Leonardo Bianchi

Personal information
- Date of birth: 28 January 1992 (age 33)
- Place of birth: Sinalunga, Italy
- Height: 1.79 m (5 ft 10 in)
- Position(s): Midfielder

Team information
- Current team: Scandicci

Youth career
- Empoli

Senior career*
- Years: Team / Apps / (Gls)
- 2012–2015: Empoli / 0 / (0)
- 2012–2013: → Pisa (loan) / 0 / (0)
- 2013: → Rimini (loan) / 7 / (0)
- 2013–2014: → Gavorrano (loan) / 28 / (3)
- 2014–2015: → Lucchese (loan) / 3 / (0)
- 2015: Rieti / 0 / (0)
- 2015–2016: Jolly Montemurlo / 11 / (0)
- 2016–2019: Pianese / 101 / (6)
- 2019–: Scandicci / 0 / (0)

International career
- 2008–2009: Italy U17 / 12 / (0)
- 2009–2010: Italy U18 / 7 / (0)
- 2010–2011: Italy U19 / 6 / (0)

= Leonardo Bianchi (footballer) =

Italian footballer

Leonardo Bianchi (born 28 January 1992) is an Italian footballer who plays as a midfielder for Scandicci.

==Club career==
Born in Sinalunga, Tuscany, Bianchi started his career at Tuscan club Empoli.
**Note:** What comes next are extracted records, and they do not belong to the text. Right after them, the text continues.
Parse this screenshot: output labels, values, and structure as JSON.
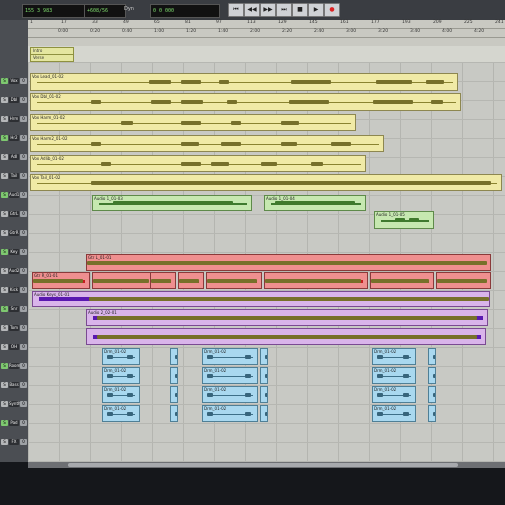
{
  "transport": {
    "counter_main": "155 3 983",
    "counter_sub": "+608/56",
    "counter_right": "0 0 000",
    "btn_rtz": "⏮",
    "btn_rew": "◀◀",
    "btn_ffwd": "▶▶",
    "btn_end": "⏭",
    "btn_stop": "■",
    "btn_play": "▶",
    "btn_rec": "●",
    "label_dyn": "Dyn"
  },
  "ruler": {
    "bars": [
      "1",
      "17",
      "33",
      "49",
      "65",
      "81",
      "97",
      "113",
      "129",
      "145",
      "161",
      "177",
      "193",
      "209",
      "225",
      "241"
    ],
    "timecode": [
      "0:00",
      "0:20",
      "0:40",
      "1:00",
      "1:20",
      "1:40",
      "2:00",
      "2:20",
      "2:40",
      "3:00",
      "3:20",
      "3:40",
      "4:00",
      "4:20",
      "4:40"
    ]
  },
  "markers": [
    "Intro",
    "Verse"
  ],
  "tracks": [
    {
      "clips": [
        {
          "name": "Vox Lead_01-02",
          "type": "y"
        }
      ]
    },
    {
      "clips": [
        {
          "name": "Vox Dbl_01-02",
          "type": "y"
        }
      ]
    },
    {
      "clips": [
        {
          "name": "Vox Harm_01-02",
          "type": "y"
        }
      ]
    },
    {
      "clips": [
        {
          "name": "Vox Harm2_01-02",
          "type": "y"
        }
      ]
    },
    {
      "clips": [
        {
          "name": "Vox Adlib_01-02",
          "type": "y"
        }
      ]
    },
    {
      "clips": [
        {
          "name": "Vox Tail_01-02",
          "type": "y"
        }
      ]
    },
    {
      "clips": [
        {
          "name": "Audio 1_01-03",
          "type": "g"
        },
        {
          "name": "Audio 1_01-04",
          "type": "g"
        },
        {
          "name": "Audio 1_01-05",
          "type": "g"
        }
      ]
    },
    {
      "clips": [
        {
          "name": "Gtr L_01-01",
          "type": "r"
        }
      ]
    },
    {
      "clips": [
        {
          "name": "Gtr R_01-01",
          "type": "r"
        }
      ]
    },
    {
      "clips": [
        {
          "name": "Audio Keys_01-01",
          "type": "p"
        }
      ]
    },
    {
      "clips": [
        {
          "name": "Audio 2_02-01",
          "type": "p"
        }
      ]
    },
    {
      "clips": [
        {
          "name": "Drm_01-02",
          "type": "b"
        }
      ]
    }
  ],
  "header_labels": [
    "Vox",
    "Dbl",
    "Hrm",
    "Hr2",
    "Adl",
    "Tail",
    "Aud1",
    "GtrL",
    "GtrR",
    "Key",
    "Aud2",
    "Kick",
    "Snr",
    "Tom",
    "OH",
    "Room",
    "Bass",
    "Synth",
    "Pad",
    "FX"
  ],
  "colors": {
    "vocal": "#f0eaa6",
    "green": "#c6e8b0",
    "guitar": "#ef8f8f",
    "keys": "#d9b4ea",
    "drums": "#a9d8ef"
  }
}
From 2010 and 2012 Bianchi was the member of the reserve. Bianchi also received call-up to 2011 and 2012 pre-season camp of the first team; he wore no.17 shirt for 2011–12 Serie B, previously owned by Antonio Tognarelli. In late July 2012 Bianchi left for Pisa. However, after no league appearance, Bianchi was signed by Rimini in a temporary deal in January 2013.

On 8 August 2013, Bianchi, along with Gregorio Mazzanti and Claudio Santini, were signed by Gavorrano in a co-ownership deal. In June 2014 Empoli bought back Bianchi.
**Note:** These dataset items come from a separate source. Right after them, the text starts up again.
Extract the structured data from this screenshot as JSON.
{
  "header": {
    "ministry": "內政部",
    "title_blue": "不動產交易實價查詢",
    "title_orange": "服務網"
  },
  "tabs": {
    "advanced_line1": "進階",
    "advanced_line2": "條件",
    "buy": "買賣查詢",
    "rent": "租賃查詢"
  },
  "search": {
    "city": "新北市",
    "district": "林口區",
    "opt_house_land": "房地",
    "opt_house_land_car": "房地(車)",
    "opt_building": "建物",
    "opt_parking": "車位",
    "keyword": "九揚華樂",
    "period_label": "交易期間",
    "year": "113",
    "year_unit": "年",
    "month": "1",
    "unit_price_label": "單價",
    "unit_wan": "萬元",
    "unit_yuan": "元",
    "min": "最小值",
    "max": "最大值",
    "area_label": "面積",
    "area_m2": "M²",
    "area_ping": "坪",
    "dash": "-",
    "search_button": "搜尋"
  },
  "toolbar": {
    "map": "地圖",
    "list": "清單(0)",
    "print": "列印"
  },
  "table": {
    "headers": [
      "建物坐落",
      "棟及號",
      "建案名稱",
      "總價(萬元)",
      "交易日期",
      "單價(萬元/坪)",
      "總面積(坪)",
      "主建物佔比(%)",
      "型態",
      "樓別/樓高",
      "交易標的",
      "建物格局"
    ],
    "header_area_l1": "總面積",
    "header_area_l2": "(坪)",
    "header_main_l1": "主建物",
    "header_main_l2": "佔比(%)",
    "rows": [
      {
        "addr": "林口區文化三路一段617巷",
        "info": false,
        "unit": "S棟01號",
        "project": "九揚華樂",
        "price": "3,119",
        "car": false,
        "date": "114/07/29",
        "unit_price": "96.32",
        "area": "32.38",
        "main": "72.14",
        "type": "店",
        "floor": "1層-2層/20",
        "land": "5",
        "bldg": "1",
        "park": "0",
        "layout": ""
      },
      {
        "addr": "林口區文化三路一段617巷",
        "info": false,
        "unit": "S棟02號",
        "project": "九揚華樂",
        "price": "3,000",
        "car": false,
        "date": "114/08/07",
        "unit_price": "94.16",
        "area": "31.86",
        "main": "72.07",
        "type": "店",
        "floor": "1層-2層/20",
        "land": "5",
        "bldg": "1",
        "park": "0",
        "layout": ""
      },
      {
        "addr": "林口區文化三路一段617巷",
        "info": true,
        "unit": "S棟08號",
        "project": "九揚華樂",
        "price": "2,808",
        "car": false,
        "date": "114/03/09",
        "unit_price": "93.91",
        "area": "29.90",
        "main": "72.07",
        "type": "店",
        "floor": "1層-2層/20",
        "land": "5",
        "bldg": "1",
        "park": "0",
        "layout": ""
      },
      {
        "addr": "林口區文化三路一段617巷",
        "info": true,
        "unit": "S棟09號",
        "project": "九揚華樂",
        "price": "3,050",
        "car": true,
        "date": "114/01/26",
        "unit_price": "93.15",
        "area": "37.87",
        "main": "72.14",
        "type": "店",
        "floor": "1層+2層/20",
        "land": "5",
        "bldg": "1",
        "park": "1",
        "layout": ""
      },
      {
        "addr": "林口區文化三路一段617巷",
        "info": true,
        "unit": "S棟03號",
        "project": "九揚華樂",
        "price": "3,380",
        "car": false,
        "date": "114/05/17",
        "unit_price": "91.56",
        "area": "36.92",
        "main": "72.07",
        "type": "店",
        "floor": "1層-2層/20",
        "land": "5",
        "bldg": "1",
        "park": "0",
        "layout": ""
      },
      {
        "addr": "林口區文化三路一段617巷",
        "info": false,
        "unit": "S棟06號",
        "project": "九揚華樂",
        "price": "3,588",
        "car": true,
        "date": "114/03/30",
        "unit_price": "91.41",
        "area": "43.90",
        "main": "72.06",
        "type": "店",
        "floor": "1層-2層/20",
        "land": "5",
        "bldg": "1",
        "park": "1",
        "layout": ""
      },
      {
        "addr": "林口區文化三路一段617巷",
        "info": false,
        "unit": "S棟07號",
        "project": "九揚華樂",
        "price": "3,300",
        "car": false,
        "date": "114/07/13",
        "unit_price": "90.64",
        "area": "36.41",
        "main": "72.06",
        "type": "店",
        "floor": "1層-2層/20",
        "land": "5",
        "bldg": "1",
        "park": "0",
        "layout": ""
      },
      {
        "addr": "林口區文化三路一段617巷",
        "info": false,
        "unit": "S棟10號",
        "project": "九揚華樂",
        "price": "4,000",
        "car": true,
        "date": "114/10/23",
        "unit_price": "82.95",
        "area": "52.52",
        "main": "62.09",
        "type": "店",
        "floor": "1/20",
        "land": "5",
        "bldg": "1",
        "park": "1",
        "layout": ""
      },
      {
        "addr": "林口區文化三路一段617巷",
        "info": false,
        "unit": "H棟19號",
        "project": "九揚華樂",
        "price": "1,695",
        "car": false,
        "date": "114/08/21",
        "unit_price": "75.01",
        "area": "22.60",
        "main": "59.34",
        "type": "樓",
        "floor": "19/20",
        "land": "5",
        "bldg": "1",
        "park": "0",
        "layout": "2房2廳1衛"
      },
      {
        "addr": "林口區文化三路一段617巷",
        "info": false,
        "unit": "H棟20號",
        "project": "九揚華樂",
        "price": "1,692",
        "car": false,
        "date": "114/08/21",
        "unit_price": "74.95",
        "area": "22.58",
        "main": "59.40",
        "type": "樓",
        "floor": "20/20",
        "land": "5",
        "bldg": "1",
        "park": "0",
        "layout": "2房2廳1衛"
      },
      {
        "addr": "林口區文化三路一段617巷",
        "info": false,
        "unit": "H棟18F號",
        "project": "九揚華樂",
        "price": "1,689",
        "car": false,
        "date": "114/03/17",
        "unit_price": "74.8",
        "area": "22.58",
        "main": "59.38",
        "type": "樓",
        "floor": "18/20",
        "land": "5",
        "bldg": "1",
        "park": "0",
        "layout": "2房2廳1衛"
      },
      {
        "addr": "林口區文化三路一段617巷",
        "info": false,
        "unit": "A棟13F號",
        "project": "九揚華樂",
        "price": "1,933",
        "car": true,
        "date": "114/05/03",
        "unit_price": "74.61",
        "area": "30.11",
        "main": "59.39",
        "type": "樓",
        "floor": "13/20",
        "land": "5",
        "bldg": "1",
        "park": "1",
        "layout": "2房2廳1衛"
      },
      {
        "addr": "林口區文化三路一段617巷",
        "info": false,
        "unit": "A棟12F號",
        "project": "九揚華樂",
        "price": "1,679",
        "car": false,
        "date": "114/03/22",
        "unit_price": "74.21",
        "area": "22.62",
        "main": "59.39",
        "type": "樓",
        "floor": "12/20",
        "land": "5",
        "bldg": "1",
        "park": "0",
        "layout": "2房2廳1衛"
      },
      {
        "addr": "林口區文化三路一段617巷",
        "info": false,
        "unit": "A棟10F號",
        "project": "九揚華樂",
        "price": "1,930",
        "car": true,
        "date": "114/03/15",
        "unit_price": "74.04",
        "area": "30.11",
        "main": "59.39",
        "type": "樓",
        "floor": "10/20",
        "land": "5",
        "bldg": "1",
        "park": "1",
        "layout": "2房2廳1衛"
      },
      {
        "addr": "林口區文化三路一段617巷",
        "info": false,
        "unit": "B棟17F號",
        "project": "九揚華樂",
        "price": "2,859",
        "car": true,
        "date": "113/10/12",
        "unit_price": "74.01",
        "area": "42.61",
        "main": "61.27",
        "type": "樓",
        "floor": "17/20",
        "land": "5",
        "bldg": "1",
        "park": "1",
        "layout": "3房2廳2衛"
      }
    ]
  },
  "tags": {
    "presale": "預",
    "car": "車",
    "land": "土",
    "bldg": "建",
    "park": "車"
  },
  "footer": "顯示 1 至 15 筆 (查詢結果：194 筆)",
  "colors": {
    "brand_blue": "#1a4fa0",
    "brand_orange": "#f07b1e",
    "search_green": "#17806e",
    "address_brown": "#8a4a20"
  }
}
In summer 2014, he was signed by Lucchese.

On 20 December 2019 he moved to Serie D club Scandicci.

==International career==
Bianchi was a member of the Italy under-17 team at the 2009 UEFA European Under-17 Football Championship (where he played in 3 games), at the 2009 FIFA U-17 World Cup (playing in 2 games) and at the 2011 UEFA European Under-19 Football Championship qualification (appearing in all 3 games). Bianchi also received call-up to a training camp in the summer of 2007 for under-15 and under-14 player, however Bianchi was never promoted to the Italy under-16 team of 2007–08 season until he was recalled to the under-17 team in November 2008, after Italy had qualified from the first qualifying round.